I look forward to seeing the full video, but this teaser shows us just how fast and narrow this flight was. This is the sort of insanity I try in Flight Simulator X Steam Edition, not in real life.
Elon Musk promised Tesla owners who bought the so-called “full self-driving” package that they would receive it by the end of September. Elektrek reports that hackers have gotten their hands on it early, as in now.
This is alarming on numerous levels. Tesla has been severely limiting even the number of beta testers for this software, which is only intended for use in the US. But a YouTube video shows a hacked car in Ukraine operating in “full self-driving” mode. Ukraine, if you’re not familiar with geography, is not the US.
So far, all that hackers have wanted to do is get their hands on the software and try it for themselves, not alter it for any nefarious ends. But what if someone does? Now that it’s widely known to be out there, hackers with less benevolent intentions can have their way with it. This reminds me of Doctor Who‘s “The Sontaran Stratagem” episode, where the Sontarans hacked cars to gas humanity, as well as eliminate key opponents who learned of the plan before it was fully implemented.

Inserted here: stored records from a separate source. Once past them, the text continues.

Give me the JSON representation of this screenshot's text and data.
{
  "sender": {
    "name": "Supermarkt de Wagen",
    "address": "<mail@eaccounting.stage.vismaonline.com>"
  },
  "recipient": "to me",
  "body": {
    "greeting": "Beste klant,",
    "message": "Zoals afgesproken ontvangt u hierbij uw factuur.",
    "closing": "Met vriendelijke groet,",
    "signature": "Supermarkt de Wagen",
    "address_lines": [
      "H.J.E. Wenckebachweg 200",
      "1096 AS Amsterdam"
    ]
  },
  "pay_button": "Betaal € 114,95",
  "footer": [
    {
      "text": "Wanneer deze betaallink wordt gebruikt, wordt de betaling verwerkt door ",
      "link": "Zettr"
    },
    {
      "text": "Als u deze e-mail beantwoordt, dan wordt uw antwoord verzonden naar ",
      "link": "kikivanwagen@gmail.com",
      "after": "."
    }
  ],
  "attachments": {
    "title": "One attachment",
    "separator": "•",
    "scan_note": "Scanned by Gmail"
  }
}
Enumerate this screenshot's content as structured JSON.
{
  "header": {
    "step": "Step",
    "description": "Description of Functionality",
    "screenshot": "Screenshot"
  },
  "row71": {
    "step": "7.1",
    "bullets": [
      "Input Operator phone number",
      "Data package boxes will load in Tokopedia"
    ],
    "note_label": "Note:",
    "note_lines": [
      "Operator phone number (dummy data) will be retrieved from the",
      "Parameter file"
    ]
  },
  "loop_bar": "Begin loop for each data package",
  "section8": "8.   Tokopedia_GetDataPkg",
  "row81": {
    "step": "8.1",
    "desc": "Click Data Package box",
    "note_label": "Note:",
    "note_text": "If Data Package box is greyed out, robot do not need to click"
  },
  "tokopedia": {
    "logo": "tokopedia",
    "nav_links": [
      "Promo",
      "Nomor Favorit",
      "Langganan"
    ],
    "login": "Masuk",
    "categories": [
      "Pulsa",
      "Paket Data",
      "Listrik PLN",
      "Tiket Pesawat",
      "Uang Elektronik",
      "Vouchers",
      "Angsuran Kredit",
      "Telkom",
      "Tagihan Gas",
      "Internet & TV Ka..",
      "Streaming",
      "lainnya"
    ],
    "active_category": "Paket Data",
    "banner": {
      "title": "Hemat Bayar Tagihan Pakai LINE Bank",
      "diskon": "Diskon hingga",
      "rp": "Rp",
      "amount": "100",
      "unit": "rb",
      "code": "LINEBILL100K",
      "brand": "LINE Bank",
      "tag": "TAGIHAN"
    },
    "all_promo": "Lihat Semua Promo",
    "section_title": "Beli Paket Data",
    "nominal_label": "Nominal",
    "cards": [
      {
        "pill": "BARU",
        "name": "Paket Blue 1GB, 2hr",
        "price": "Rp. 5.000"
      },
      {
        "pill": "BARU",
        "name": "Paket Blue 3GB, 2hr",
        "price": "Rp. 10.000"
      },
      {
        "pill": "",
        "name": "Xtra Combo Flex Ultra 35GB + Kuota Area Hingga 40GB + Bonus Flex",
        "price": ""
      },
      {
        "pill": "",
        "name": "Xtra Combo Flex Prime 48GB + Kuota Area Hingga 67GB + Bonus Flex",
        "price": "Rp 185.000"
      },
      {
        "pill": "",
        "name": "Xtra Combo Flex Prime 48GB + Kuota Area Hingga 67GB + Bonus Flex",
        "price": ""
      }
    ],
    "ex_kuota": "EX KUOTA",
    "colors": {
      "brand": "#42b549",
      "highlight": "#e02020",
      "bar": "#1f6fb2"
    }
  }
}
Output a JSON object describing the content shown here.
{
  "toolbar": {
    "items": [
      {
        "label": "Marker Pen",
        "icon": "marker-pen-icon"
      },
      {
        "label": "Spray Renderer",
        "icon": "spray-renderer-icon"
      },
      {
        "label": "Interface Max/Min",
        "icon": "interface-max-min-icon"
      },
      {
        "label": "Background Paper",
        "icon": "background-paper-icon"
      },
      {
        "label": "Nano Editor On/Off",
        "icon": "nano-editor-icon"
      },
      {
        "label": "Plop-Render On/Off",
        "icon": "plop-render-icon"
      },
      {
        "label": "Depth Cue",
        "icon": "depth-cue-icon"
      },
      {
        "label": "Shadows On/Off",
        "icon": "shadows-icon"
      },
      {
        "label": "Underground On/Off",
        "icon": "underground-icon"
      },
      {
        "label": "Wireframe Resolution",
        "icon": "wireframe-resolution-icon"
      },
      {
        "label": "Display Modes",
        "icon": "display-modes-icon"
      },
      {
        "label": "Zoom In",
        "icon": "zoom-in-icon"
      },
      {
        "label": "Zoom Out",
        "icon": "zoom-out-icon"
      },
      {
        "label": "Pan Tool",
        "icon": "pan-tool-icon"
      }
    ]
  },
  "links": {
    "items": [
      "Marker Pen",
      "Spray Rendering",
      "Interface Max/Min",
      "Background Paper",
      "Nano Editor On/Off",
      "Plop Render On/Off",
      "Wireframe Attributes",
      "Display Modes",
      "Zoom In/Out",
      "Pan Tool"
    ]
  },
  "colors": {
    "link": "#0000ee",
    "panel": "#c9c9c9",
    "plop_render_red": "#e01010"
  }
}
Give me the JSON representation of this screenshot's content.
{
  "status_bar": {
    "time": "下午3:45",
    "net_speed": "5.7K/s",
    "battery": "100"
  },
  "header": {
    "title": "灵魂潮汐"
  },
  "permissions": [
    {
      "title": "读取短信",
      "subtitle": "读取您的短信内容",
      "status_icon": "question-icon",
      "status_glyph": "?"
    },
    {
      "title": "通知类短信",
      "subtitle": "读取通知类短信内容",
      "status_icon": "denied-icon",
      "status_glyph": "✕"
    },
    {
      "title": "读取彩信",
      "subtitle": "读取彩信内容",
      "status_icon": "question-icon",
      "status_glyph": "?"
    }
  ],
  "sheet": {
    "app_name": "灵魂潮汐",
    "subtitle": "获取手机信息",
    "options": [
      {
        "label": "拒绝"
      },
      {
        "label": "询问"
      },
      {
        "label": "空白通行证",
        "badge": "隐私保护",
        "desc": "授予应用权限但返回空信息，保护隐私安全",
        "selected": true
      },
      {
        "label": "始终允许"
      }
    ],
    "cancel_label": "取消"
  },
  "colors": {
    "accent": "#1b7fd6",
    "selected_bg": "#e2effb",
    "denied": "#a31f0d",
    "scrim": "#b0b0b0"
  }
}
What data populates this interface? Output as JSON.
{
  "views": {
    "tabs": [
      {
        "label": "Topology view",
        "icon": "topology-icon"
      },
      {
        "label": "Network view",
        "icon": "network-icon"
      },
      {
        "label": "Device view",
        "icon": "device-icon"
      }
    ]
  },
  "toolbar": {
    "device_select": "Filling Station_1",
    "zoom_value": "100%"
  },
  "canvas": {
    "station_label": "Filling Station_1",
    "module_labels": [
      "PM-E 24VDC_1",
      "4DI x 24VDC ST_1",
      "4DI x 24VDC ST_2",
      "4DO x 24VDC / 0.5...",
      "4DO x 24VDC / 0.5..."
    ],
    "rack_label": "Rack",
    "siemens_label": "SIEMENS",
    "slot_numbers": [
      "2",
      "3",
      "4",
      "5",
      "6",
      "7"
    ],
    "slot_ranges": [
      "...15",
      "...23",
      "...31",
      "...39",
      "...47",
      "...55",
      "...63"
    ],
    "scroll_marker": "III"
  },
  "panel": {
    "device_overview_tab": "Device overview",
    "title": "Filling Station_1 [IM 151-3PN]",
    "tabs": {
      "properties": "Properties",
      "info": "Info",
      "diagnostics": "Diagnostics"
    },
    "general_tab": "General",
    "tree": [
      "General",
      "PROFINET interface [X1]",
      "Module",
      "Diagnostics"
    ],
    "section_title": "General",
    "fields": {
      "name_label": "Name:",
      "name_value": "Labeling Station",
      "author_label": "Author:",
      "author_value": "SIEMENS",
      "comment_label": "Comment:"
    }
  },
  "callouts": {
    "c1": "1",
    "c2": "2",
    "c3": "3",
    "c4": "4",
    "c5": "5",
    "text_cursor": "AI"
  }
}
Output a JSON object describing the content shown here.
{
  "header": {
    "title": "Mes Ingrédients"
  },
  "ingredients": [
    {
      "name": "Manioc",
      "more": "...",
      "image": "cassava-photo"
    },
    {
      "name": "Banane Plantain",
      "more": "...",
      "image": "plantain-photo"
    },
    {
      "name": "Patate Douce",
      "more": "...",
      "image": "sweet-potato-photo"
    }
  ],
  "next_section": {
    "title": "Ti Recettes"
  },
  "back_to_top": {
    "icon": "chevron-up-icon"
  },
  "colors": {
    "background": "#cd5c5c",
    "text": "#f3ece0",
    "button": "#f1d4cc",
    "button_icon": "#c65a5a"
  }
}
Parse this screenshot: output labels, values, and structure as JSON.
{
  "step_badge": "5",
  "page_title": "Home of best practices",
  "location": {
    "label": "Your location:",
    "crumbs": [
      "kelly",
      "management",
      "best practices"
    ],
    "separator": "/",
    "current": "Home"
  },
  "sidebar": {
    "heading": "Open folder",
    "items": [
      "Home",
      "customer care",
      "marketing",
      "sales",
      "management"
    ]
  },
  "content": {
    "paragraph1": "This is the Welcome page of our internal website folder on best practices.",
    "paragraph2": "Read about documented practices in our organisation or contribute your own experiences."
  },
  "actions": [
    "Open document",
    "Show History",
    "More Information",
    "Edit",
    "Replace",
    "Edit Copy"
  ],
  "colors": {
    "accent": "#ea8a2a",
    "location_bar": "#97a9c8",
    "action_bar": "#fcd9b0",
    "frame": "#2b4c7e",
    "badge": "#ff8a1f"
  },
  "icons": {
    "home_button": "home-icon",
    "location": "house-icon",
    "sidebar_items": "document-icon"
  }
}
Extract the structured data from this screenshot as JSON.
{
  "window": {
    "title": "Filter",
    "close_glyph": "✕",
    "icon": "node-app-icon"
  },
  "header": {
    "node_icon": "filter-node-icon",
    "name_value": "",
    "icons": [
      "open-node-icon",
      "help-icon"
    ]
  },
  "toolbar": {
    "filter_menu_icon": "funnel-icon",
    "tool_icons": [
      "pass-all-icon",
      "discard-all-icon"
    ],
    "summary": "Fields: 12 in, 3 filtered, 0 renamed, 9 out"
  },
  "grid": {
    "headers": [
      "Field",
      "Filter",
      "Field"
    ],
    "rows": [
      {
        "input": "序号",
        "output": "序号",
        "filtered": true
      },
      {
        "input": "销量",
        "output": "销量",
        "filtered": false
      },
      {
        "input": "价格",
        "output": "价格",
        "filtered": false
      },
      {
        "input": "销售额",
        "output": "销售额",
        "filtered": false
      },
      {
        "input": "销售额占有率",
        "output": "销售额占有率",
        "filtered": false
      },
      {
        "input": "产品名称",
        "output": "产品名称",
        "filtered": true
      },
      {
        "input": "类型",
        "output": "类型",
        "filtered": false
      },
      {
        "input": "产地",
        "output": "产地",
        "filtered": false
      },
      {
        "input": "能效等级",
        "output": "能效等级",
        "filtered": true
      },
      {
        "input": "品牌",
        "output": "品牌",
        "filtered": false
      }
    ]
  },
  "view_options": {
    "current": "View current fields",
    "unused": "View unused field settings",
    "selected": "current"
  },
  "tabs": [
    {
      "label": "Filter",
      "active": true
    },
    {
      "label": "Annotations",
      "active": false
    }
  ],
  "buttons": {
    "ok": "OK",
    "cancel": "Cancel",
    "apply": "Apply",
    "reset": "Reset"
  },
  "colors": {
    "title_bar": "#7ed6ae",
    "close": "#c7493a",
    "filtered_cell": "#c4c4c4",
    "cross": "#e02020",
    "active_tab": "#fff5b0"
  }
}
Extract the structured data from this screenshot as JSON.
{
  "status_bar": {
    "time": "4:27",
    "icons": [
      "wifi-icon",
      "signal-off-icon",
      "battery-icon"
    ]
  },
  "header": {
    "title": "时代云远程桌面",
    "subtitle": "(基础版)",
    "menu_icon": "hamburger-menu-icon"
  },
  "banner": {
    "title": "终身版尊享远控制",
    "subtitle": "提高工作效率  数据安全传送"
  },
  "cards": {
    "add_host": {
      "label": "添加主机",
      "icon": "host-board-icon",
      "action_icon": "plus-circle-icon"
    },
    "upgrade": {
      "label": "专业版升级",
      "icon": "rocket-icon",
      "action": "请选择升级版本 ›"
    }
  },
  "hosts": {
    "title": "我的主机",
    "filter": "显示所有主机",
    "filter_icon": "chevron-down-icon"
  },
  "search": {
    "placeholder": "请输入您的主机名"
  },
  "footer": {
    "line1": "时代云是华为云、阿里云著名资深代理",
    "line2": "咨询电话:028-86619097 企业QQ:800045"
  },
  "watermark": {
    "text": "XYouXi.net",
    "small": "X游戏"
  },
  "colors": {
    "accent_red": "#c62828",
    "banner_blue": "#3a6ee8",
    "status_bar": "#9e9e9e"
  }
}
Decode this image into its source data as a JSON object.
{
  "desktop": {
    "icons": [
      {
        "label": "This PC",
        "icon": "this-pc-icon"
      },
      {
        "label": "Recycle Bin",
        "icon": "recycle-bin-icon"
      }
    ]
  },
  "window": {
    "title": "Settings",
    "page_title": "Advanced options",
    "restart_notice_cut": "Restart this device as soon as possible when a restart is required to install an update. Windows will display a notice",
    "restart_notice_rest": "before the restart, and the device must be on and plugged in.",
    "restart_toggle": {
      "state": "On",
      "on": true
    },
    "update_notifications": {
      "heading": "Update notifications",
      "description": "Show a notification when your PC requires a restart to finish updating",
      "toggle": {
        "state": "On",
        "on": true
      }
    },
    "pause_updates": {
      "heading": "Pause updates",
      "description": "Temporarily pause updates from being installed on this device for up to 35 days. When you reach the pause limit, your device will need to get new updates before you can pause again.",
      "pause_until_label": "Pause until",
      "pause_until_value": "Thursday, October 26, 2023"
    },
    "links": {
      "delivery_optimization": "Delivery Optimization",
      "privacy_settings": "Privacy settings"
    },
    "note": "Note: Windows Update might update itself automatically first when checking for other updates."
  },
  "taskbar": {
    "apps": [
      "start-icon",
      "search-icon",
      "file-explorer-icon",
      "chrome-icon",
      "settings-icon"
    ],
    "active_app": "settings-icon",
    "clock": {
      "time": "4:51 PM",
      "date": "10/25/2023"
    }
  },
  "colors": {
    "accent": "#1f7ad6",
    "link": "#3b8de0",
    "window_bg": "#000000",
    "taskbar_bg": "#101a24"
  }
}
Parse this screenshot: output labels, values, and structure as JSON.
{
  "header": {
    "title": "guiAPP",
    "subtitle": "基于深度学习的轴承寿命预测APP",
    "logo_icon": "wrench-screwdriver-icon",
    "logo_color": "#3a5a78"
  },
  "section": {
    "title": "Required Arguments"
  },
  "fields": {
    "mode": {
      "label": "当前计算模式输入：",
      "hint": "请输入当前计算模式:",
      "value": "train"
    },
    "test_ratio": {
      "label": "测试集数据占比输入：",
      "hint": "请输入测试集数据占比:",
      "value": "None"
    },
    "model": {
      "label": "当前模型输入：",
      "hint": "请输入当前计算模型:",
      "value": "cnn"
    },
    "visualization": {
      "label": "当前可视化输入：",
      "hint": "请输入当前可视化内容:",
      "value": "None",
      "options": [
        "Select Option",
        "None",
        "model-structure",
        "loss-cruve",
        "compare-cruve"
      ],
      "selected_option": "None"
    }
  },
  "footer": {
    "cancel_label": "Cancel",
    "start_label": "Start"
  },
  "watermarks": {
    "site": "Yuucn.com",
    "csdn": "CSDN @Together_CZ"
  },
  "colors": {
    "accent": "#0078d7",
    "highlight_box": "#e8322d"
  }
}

Finally, there’s the fact that we’re simply not ready for “full self-driving” cars yet. Teslas are still randomly crashing into police cars while in the currently available Autopilot mode. That’s a rather fundamental flaw, one that should be addressed before giving the software even more control over the car. How do we know that aliens aren’t waiting for the opportunity to crash Teslas into every police car simultaneously, then take over the world? It could happen, especially if the software is that easy to hack.